Arizona moves to restrict transgender bathroom use
PHOENIX An Arizona House panel late Wednesday approved a measure targeting transgendered people who want to use bathrooms of the gender they identify with, voting along party lines to advance a bill that protects business owners who bar the practice.
The 7-4 vote concluded an hours-long parade of transgendered and straight people who tried to persuade the panel to oppose Appropriations Committee chairman Rep. John Kavanagh's bill. The crowd broke out in chants of "shame, shame, shame" as the vote on the bill sponsored by the conservative Republican passed.
Kavanagh had radically altered the bill after being faced with an outcry from advocacy groups, but that wasn't enough to keep about 200 opponents from attending a nearly 7-hour long hearing that concluded with several hours of testimony on the bill.
"My bill is not about depriving somebody of civil rights," Kavanagh told CBS affiliate KPHO. "My bill is about restoring civility in public baths, public showers, public dressing rooms."
The original bill would have made it a crime for a transgendered person to use a bathroom other than his or her birth sex.

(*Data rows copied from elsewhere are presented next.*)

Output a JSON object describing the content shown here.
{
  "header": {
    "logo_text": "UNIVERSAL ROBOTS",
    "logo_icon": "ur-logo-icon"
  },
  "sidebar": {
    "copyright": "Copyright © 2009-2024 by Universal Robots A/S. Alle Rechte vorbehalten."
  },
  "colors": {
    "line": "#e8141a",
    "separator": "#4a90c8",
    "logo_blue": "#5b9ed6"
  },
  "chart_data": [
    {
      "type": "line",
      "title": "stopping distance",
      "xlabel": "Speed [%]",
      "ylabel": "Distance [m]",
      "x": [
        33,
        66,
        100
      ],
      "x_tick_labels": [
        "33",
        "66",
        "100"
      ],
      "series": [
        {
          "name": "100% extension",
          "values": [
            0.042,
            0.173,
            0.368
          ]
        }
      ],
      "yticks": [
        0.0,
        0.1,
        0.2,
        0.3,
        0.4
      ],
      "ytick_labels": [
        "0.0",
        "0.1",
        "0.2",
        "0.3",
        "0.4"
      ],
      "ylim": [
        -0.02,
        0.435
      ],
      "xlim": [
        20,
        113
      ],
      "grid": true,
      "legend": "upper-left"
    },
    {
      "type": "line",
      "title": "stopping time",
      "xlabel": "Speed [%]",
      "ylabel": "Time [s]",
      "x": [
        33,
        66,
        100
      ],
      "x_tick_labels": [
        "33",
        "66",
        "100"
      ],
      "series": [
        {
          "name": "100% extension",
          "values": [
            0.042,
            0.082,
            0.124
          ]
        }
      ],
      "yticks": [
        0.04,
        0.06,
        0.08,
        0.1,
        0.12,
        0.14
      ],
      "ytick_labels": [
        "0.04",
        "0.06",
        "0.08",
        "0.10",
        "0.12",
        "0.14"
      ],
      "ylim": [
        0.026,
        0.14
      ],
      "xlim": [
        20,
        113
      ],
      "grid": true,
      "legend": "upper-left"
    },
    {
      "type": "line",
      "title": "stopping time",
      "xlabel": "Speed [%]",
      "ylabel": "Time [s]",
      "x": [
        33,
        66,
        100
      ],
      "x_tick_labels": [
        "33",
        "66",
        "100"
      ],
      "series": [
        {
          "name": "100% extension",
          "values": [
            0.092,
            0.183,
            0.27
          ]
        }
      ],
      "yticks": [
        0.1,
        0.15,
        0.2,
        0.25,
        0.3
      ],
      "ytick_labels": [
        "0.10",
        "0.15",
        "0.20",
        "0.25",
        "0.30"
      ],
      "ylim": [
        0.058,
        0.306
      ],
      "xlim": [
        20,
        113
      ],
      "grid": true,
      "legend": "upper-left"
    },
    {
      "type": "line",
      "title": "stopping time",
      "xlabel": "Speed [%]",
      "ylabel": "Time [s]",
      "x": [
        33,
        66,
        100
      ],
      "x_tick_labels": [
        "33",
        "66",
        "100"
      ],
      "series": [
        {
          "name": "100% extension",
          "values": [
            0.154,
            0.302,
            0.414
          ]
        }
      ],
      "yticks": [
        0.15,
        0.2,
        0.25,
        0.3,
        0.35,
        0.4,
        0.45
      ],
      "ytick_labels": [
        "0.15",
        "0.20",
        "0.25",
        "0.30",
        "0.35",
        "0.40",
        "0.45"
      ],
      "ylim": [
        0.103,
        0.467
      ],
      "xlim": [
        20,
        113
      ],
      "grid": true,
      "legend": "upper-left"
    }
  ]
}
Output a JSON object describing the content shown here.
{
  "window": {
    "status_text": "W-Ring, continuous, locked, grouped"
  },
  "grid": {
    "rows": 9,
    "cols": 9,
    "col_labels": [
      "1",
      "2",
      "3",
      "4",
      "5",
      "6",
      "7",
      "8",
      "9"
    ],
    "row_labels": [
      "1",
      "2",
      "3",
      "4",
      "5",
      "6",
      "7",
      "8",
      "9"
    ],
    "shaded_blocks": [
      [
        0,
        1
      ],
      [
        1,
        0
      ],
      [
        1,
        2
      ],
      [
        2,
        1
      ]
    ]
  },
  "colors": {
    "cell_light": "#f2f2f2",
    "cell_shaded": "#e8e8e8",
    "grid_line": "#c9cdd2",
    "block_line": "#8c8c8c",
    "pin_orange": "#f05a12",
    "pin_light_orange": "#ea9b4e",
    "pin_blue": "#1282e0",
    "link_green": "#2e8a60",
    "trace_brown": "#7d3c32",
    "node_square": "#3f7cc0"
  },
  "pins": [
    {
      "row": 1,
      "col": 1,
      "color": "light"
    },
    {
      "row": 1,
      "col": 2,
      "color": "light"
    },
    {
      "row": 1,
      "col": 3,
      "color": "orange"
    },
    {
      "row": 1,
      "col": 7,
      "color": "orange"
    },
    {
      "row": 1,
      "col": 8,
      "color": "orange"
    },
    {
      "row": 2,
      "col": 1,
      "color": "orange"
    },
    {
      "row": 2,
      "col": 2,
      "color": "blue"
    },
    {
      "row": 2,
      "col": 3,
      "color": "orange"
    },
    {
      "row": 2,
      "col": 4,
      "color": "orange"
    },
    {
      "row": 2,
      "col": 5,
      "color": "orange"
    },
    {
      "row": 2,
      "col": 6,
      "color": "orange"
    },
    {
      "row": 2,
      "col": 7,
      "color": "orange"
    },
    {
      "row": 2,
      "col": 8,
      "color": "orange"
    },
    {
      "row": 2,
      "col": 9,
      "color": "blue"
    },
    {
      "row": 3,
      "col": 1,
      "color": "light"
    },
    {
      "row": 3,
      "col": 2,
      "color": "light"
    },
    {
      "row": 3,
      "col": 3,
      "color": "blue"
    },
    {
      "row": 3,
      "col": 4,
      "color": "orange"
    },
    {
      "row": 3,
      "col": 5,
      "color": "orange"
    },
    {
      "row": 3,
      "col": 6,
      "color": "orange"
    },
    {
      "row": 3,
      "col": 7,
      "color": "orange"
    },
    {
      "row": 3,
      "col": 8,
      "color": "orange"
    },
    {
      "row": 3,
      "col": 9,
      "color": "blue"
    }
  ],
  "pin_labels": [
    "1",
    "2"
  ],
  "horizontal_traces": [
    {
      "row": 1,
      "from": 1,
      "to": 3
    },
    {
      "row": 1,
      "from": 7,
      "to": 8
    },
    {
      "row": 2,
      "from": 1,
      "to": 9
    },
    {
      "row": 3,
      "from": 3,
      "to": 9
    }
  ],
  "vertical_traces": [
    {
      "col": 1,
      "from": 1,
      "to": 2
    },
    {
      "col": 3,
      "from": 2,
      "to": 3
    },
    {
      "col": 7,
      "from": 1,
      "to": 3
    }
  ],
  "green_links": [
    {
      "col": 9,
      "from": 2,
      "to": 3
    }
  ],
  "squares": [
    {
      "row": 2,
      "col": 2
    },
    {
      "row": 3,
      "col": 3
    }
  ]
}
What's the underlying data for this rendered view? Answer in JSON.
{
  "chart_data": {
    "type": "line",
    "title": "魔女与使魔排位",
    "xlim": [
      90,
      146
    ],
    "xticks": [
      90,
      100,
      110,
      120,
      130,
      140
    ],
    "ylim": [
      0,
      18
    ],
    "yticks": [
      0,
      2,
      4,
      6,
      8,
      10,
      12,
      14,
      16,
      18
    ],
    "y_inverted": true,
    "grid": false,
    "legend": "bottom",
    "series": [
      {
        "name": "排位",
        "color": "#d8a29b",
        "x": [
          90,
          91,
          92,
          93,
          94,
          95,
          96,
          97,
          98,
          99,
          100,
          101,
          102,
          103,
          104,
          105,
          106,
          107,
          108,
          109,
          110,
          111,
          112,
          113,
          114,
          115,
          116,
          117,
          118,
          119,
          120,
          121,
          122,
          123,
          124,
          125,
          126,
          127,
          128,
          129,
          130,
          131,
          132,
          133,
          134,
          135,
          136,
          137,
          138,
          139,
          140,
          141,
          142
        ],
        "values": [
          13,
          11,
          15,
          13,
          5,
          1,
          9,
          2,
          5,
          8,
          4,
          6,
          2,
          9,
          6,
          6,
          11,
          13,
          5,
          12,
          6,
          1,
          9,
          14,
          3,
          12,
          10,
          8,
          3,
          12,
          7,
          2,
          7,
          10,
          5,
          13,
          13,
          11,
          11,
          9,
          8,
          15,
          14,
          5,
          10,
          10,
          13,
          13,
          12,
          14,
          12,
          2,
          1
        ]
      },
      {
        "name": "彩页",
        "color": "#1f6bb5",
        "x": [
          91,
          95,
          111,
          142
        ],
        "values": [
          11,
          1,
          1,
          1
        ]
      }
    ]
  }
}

The new bill instead seeks to shield businesses from civil or criminal liability if they ban people from restrooms that don't match their birth sex.
It was prompted by the recent passage of a Phoenix anti-discrimination ordinance that social conservatives said prevented businesses from keeping transgendered people out of locker rooms, showers and bathrooms. Kavanagh said it would subject businesses to criminal charges and expose little children to "naked men in women's locker rooms and showers,"
But the parade of witnesses Wednesday, many transgendered, said that was not only fear-based but just flat-out wrong.
"Search as you might there is not enough evidence that there is any risk in allowing a person with gender identity to use a restroom of their choice," said Claire Swinford, a Tucson resident who was born a man but identifies and dresses as a woman.
In fact, she said, being dressed as a woman actually puts her at physical risk from being attacked by a man while trying to use a men's restroom.
"What your bill attempts to do is sacrifice my personal safety for somebody else's sense of discomfort."
Patty Medway, a transgendered woman who was born a man, said she's been using female bathrooms for years without a problem. She called on Kavanagh to back away from his effort.
"I've been using washrooms for 15 years and I don't want to be discriminated against, and I'm scared to go to a male washroom," she said.
Maureen Robinson, a Tucson woman, called barring transgendered people from using bathrooms silly.
"It has been a non-issue, it will continue to be a non-issue, unless this bill becomes law," she said.
But Kavanagh, backed by the six other Republicans on the bill, quickly advanced the bill anyway. It now goes to the full House for consideration after a routine review.
Only one person testified in favor of the bill. He said the Phoenix ordinance trampled on the rights the business community.
"I don't believe that the opposing side should be able to impose their views on others," said Nohl Rosen, a Phoenix small business owner. "The way I feel, this is just the liberal left forcing their views on the rest of us"
Democrats on the panel all voted against advancing the bill, which one called "over the top."
"Frankly. I think this is an embarrassment to our state,' said Rep. Stefanie Mach of Tucson.
Kavanagh began the hearing by telling the crowd his original bill went too far, and that he had completely re-written it after hearing criticism, including some from his own caucus in the House.
"What I'm doing is pre-empting these cities from prosecuting businesses that say they want separate (facilities)," he said. "I'm basically resetting the clock to before Phoenix passed the law."